All of our functions are using .expect() right now. What this means is that when we give them a room that can’t be found, the tool will panic and stop.

$ ./target/debug/sonos_tool play asdf
thread 'main' panicked at 'room exists', src/main.rs:152:19
note: run with `RUST_BACKTRACE=1` environment variable to display a backtrace

It would be much better if we removed this and handled the error gracefully.

Missing functionality

There are still a lot of functions that we need to set up, we should be able to set the volume, stop, change our equalization, bass, treble etc. All of these should be relatively trivial to implement but would make this tool much more useful.

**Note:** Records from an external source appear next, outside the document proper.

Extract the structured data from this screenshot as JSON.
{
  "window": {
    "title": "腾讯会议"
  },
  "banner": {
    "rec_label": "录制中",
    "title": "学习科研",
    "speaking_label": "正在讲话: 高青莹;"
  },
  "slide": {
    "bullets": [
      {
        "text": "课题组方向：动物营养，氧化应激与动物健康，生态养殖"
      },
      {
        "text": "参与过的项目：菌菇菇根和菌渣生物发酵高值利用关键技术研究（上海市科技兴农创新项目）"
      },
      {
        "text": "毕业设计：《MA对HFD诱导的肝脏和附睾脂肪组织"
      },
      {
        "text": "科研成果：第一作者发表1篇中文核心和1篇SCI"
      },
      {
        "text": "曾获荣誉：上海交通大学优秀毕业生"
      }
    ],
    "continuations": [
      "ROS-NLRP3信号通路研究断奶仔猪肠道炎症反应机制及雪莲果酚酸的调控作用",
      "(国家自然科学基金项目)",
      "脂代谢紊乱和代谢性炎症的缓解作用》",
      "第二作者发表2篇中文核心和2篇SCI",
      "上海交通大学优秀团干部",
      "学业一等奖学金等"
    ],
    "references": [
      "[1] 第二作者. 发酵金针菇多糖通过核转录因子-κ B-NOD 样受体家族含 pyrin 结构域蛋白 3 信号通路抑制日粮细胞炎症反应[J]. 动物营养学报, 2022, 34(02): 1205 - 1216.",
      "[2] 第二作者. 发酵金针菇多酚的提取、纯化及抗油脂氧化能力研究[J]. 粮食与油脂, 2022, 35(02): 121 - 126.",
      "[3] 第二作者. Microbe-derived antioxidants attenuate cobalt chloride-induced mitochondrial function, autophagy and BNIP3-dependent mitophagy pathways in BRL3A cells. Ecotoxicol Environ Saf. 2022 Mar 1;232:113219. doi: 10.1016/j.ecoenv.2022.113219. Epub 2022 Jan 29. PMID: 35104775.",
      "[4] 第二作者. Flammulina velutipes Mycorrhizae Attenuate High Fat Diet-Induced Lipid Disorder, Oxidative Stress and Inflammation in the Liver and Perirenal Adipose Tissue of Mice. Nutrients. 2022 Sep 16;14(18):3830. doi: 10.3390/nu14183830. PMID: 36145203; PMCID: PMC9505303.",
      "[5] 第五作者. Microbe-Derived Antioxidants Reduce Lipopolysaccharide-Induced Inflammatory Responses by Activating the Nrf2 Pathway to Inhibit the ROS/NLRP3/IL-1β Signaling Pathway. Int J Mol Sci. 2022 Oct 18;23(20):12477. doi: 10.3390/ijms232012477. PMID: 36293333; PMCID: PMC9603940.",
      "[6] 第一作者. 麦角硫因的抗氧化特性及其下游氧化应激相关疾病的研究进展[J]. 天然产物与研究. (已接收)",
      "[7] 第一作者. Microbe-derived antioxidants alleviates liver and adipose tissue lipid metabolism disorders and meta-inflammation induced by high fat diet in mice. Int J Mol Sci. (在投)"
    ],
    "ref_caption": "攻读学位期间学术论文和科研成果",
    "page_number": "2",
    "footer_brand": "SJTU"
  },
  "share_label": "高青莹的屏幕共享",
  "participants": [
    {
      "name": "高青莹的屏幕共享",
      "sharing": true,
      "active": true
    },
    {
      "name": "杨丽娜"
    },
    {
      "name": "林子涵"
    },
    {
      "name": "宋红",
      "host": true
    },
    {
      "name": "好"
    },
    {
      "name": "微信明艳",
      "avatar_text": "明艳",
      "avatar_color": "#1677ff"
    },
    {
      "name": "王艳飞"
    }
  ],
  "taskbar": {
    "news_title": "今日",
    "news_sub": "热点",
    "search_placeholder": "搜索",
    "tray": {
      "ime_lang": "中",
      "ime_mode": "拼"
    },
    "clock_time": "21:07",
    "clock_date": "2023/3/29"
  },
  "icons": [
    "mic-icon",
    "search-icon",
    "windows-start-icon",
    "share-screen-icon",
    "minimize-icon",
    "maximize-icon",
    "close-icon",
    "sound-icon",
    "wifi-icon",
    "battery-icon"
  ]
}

Integrate with your music services

Right now we can manipulate the speakers themselves but we don’t have a way of getting them to play specific songs or podcasts. We’d need to do that from the app.

Tests

The tool might be small right now, but adding anything else might start making it harder to maintain, adding some tests will help us make sure that all of our features keep working as we add to it.

Concluding Thoughts

Rust has a reputation for having a steep learning curve, but I hope that this post made it seem at least a little more approachable. Though my experience with the language as of writing this is fairly limited, I found this relatively simple to put together, and I hope that you will too. Async features were no more difficult to use than other normal functions. Structop really made making a Cli tool much simpler as well, giving us a simple way to set up a command line tool and expand it as needed.